AUSENCO (ASX:AAX) has laid bare its difficult 2013, announcing drops in all significant business measurements in its full-year results today.

Comparing the figures for the latest report compared to the previous year makes for ugly reading.

Revenue dropped to $453.9 million from $619.5 million, underlying EBITDA is $27.1 million compared to $67.0 million, while the company recorded a loss after tax of $35.2 million, compared to a $41.4 million profit.

Ausenco CEO Zimi Meka (pictured) says the result was impacted by the significant deterioration in market conditions during the year.

There were a number of projects deferred, compounded by increased peer competition, delayed client payments and pressure on margins for new work.

Meka has not been sitting on his hands waiting for the difficulties to blow over and the company has refocused the business for 2014.

“Ausenco took decisive action throughout 2013 to respond to market conditions by right-sizing the business, flattening the leadership structure to support a sharper focus on project delivery and business development, and reducing fixed costs to suit the business environment,” says Meka.

“We are starting to see early positive results from the actions we took in 2013 and have been awarded $26 million in new work to date in 2014.

“Importantly, we are winning an increasing number of assignments in sectors or for services that we consider to be growth areas and which have been a key focus of our strategy, in particular in the asset management and project optimisation area.”

The company restructured the APAC/Africa business to ensure it could deliver its full range of services to the region and this has resulted in some recent new contracts.

“In the present business environment, companies in the global resources and energy sectors are focusing on optimising the performance of their assets and lowering the capital intensity of new projects,” says Meka.

Restructuring resulted in a $10.7 million redundancy bill, but is expected to deliver $35 million in savings annually from 2014.

Underperforming contracts impacted margins by $8.8 million, while write offs in a variety of areas cost a total of $28.4 million.

New investments cost $26.2 million. These included the $16.3 million acquisition of the Projex oil sands business in Canada and completion of the roll-out of the Oracle Enterprise Resource Planning (ERP) system across the company’s global offices totalling $7.8 million in 2013.

Ausenco also successfully completed a rights issue that raised $31.4 million to lower debt and provide balance sheet strength.

Meka expects conditions to remain largely unchanged throughout the first half of 2014, with a modest improvement expected in the second half.

Financial results for the last two months of 2013 were ahead of plan, with January seeing the highest levels of new work won over the last six months.

“We entered 2014 with a renewed strategy, a strengthened balance sheet, a flatter organisational structure and a reduced cost base. While market conditions remain subdued, we are starting to see early benefits from the actions we took during 2013, most notably the APAC/Africa restructure and the strengthening of our asset management and project optimisation service offering,” he says.

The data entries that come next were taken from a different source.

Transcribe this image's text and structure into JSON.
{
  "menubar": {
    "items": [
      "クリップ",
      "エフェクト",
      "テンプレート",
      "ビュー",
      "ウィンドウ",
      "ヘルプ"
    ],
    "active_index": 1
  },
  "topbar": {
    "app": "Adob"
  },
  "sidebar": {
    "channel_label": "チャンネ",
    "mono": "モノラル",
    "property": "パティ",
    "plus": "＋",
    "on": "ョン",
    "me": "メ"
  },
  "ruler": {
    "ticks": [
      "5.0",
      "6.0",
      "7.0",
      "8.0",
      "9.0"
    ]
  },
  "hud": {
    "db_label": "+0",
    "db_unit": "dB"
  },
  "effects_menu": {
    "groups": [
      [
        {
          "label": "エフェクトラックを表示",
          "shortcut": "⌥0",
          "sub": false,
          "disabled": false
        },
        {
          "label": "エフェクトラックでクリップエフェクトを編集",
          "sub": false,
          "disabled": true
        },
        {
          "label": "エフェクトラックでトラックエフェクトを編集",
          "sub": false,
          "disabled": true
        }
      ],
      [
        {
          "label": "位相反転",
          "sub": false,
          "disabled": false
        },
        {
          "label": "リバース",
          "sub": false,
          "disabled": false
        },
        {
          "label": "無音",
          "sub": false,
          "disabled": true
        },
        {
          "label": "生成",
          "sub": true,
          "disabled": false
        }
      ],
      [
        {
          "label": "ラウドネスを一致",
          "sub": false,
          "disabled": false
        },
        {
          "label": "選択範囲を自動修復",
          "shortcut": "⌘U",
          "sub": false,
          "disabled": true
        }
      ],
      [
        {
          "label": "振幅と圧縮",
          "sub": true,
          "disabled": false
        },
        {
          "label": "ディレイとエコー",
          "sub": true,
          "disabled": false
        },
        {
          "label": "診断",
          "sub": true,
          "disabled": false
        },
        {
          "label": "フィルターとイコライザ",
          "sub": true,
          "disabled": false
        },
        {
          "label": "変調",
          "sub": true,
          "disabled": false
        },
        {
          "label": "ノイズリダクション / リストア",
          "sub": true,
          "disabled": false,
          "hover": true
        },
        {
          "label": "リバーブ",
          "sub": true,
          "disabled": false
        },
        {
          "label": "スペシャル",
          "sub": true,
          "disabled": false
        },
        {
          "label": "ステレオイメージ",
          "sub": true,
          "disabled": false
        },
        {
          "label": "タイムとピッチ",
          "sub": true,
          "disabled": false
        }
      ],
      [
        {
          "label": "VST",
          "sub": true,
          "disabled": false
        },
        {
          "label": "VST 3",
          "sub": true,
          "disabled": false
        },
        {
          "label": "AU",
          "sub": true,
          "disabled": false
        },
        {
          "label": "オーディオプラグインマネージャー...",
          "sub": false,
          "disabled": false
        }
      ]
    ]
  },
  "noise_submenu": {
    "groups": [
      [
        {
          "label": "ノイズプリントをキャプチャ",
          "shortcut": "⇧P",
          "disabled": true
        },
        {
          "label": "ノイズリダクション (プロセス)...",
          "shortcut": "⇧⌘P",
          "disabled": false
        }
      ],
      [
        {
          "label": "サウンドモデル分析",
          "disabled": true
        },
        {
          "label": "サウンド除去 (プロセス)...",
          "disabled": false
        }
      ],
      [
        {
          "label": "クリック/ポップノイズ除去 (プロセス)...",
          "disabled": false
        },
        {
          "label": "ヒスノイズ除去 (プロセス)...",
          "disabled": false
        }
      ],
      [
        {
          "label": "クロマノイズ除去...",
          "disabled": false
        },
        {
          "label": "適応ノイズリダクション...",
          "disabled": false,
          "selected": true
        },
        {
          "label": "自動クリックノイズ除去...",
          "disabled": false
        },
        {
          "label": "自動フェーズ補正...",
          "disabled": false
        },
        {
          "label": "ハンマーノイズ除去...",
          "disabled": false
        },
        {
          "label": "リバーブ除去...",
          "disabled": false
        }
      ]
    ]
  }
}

“The bulk of opportunities in the near term will come from the Americas and tender activity in this region is very strong. In particular, we see promising opportunities for our Oil & Gas, Power business in Canada where we now have a much greater client base and enhanced service offering to drive organic growth. 4

Ausenco anticipates 2014 full year revenues of between $450 and $460 million and EBITDA of between $24 and $28 million.

AAX is trading down 8.51 per cent at $0.645 per unit.